「さーむーいー!」
「そーだな」

ほれ、とグリーンは珈琲を口に運びながら、エアコンのリモコンを私に差し出した。
設定温度を上げろってことか。
確かにそうすれば暖かくなるんだろうけど、私が求めてるのはそうじゃなくてね。
分かってないな、グリーン。

「そうじゃなくてさー…」
「なんだよ?寒いんだろ?」
「うん、寒い。超寒い」
「だから、暖房」
「…ダメだねグリーンくんは。もっと精進しなよ」
「はあ?」

怪訝そうな表情をしたそのすぐ後に、グリーンは何かを思い付いたような表情を見せる。

「…軽く運動でもするか?」

ニヤッとした意地悪そうな笑みを浮かべるグリーンに、私は正直引いた。

「…グリーン、いやらしい」
「お前だろそれは。運動のどこがいやらしいんだよ」
「…だって、運動でしょ?」
「お前はどんな運動を想像してんだよ」

はぁ、と呆れたようにため息をつくグリーン。
あ、あれ?本気で運動する気だったのかな。だってグリーンの口から出る「運動」とか、それ以外思い付かないでしょうよ。

「グリーン寒い」
「だから暖房」
「寒い寒い寒い寒い!」
「…身体使って暖めるか?」
「そういうのは求めてない」
「ちっ」

舌打ちってちょっと。
やっぱりグリーンしたかったんじゃん。
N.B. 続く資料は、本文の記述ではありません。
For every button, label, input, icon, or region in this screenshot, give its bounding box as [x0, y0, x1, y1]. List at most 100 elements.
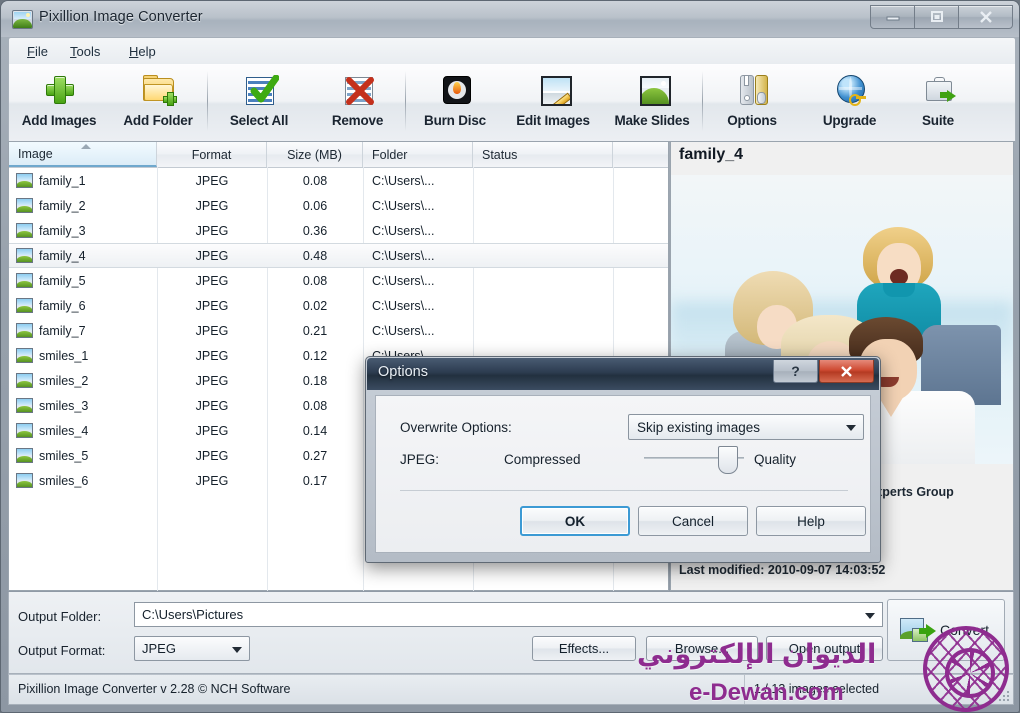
- title-bar: Pixillion Image Converter: [1, 1, 1019, 37]
- cell-size: 0.12: [302, 348, 328, 363]
- close-button[interactable]: [958, 5, 1013, 29]
- browse-button[interactable]: Browse...: [646, 636, 758, 661]
- image-thumbnail-icon: [16, 273, 33, 288]
- output-folder-input[interactable]: C:\Users\Pictures: [134, 602, 883, 627]
- dialog-help-button[interactable]: ?: [773, 360, 818, 383]
- maximize-button[interactable]: [914, 5, 959, 29]
- toolbar-suite[interactable]: Suite: [898, 64, 978, 141]
- cell-size: 0.08: [302, 173, 328, 188]
- cell-format: JPEG: [195, 198, 229, 213]
- help-button[interactable]: Help: [756, 506, 866, 536]
- cell-format: JPEG: [195, 248, 229, 263]
- cell-image: smiles_2: [9, 373, 157, 388]
- file-list-header: Image Format Size (MB) Folder Status: [9, 142, 668, 168]
- ok-button[interactable]: OK: [520, 506, 630, 536]
- cell-image-label: family_1: [39, 173, 86, 188]
- table-row[interactable]: family_6 JPEG 0.02 C:\Users\...: [9, 293, 668, 318]
- toolbar-add-images[interactable]: Add Images: [9, 64, 109, 141]
- cell-image: family_6: [9, 298, 157, 313]
- status-version-text: Pixillion Image Converter v 2.28 © NCH S…: [18, 682, 291, 696]
- dialog-divider: [400, 490, 848, 491]
- open-output-button[interactable]: Open output: [766, 636, 883, 661]
- burn-disc-icon: [435, 70, 475, 110]
- wrench-screwdriver-icon: [732, 70, 772, 110]
- cell-image: smiles_1: [9, 348, 157, 363]
- toolbar: Add Images Add Folder Select All Remove …: [8, 64, 1016, 142]
- briefcase-arrow-icon: [918, 70, 958, 110]
- column-header-format[interactable]: Format: [157, 142, 267, 167]
- cell-image-label: smiles_2: [39, 373, 89, 388]
- dialog-close-button[interactable]: [819, 360, 874, 383]
- toolbar-upgrade[interactable]: Upgrade: [801, 64, 898, 141]
- column-header-image[interactable]: Image: [9, 142, 157, 167]
- cell-image: family_1: [9, 173, 157, 188]
- image-thumbnail-icon: [16, 373, 33, 388]
- table-row[interactable]: family_1 JPEG 0.08 C:\Users\...: [9, 168, 668, 193]
- options-dialog: Options ? Overwrite Options: Skip existi…: [365, 356, 881, 563]
- chevron-down-icon[interactable]: [846, 425, 856, 431]
- status-bar: Pixillion Image Converter v 2.28 © NCH S…: [8, 674, 1014, 705]
- cancel-button[interactable]: Cancel: [638, 506, 748, 536]
- menu-file[interactable]: FFileile: [21, 43, 54, 60]
- chevron-down-icon[interactable]: [232, 646, 242, 653]
- toolbar-select-all[interactable]: Select All: [208, 64, 310, 141]
- cell-size: 0.27: [302, 448, 328, 463]
- minimize-button[interactable]: [870, 5, 915, 29]
- dialog-title: Options: [378, 364, 428, 380]
- column-header-size[interactable]: Size (MB): [267, 142, 363, 167]
- cell-image-label: family_3: [39, 223, 86, 238]
- effects-button[interactable]: Effects...: [532, 636, 636, 661]
- cell-image-label: smiles_1: [39, 348, 89, 363]
- cell-format: JPEG: [195, 273, 229, 288]
- column-header-status[interactable]: Status: [473, 142, 613, 167]
- cell-format: JPEG: [195, 473, 229, 488]
- table-row[interactable]: family_2 JPEG 0.06 C:\Users\...: [9, 193, 668, 218]
- column-header-folder[interactable]: Folder: [363, 142, 473, 167]
- toolbar-burn-disc[interactable]: Burn Disc: [406, 64, 504, 141]
- quality-label: Quality: [754, 452, 797, 467]
- slider-thumb[interactable]: [718, 446, 738, 474]
- image-thumbnail-icon: [16, 423, 33, 438]
- table-row[interactable]: family_7 JPEG 0.21 C:\Users\...: [9, 318, 668, 343]
- dialog-window-controls: ?: [772, 360, 874, 383]
- toolbar-add-folder[interactable]: Add Folder: [109, 64, 207, 141]
- output-folder-label: Output Folder:: [18, 609, 102, 624]
- cell-image: smiles_4: [9, 423, 157, 438]
- convert-label: Convert: [940, 622, 990, 638]
- cell-folder: C:\Users\...: [372, 173, 435, 188]
- cell-image-label: smiles_5: [39, 448, 89, 463]
- cell-image: family_4: [9, 248, 157, 263]
- image-thumbnail-icon: [16, 223, 33, 238]
- cell-image: smiles_5: [9, 448, 157, 463]
- cell-size: 0.36: [302, 223, 328, 238]
- menu-help[interactable]: Help: [123, 43, 162, 60]
- cell-image-label: smiles_4: [39, 423, 89, 438]
- image-thumbnail-icon: [16, 323, 33, 338]
- toolbar-edit-images[interactable]: Edit Images: [504, 64, 602, 141]
- overwrite-options-select[interactable]: Skip existing images: [628, 414, 864, 440]
- make-slides-icon: [632, 70, 672, 110]
- cell-format: JPEG: [195, 448, 229, 463]
- image-thumbnail-icon: [16, 173, 33, 188]
- bottom-panel: Output Folder: C:\Users\Pictures Output …: [8, 592, 1014, 674]
- image-thumbnail-icon: [16, 398, 33, 413]
- toolbar-make-slides[interactable]: Make Slides: [602, 64, 702, 141]
- convert-button[interactable]: Convert: [887, 599, 1005, 661]
- jpeg-quality-slider[interactable]: [644, 446, 744, 474]
- chevron-down-icon[interactable]: [865, 612, 875, 619]
- toolbar-options[interactable]: Options: [703, 64, 801, 141]
- resize-grip[interactable]: [995, 687, 1009, 701]
- menu-tools[interactable]: Tools: [64, 43, 106, 60]
- cell-image: family_7: [9, 323, 157, 338]
- check-list-icon: [239, 70, 279, 110]
- cell-folder: C:\Users\...: [372, 298, 435, 313]
- output-format-select[interactable]: JPEG: [134, 636, 250, 661]
- table-row[interactable]: family_4 JPEG 0.48 C:\Users\...: [9, 243, 668, 268]
- table-row[interactable]: family_5 JPEG 0.08 C:\Users\...: [9, 268, 668, 293]
- cell-image-label: smiles_6: [39, 473, 89, 488]
- output-format-label: Output Format:: [18, 643, 106, 658]
- toolbar-remove[interactable]: Remove: [310, 64, 405, 141]
- cell-folder: C:\Users\...: [372, 198, 435, 213]
- table-row[interactable]: family_3 JPEG 0.36 C:\Users\...: [9, 218, 668, 243]
- cell-image-label: smiles_3: [39, 398, 89, 413]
いやらしい。

「あのねグリーン。私が寒いのは身体じゃなくて心なの」
「…そうですか」
「そうなんです。だからね、」

こうすれば暖かくなると思う、とグリーンにガバッと抱き着けば、グリーンの口からは「うわっ!」という声が降ってきた。

「…お前な、」
「なに?文句あるの?」
「ねーよそんなもん。畜生かわいいなお前」
「グリーン暖かいねー」
「聞けよ人の話」

抱きしめる力をぎゅうっと強くすれば、グリーンもそれに返すように私を抱きしめる力をぎゅうっと強くした。
まあ、そのまま押し倒されてしまった訳だけど。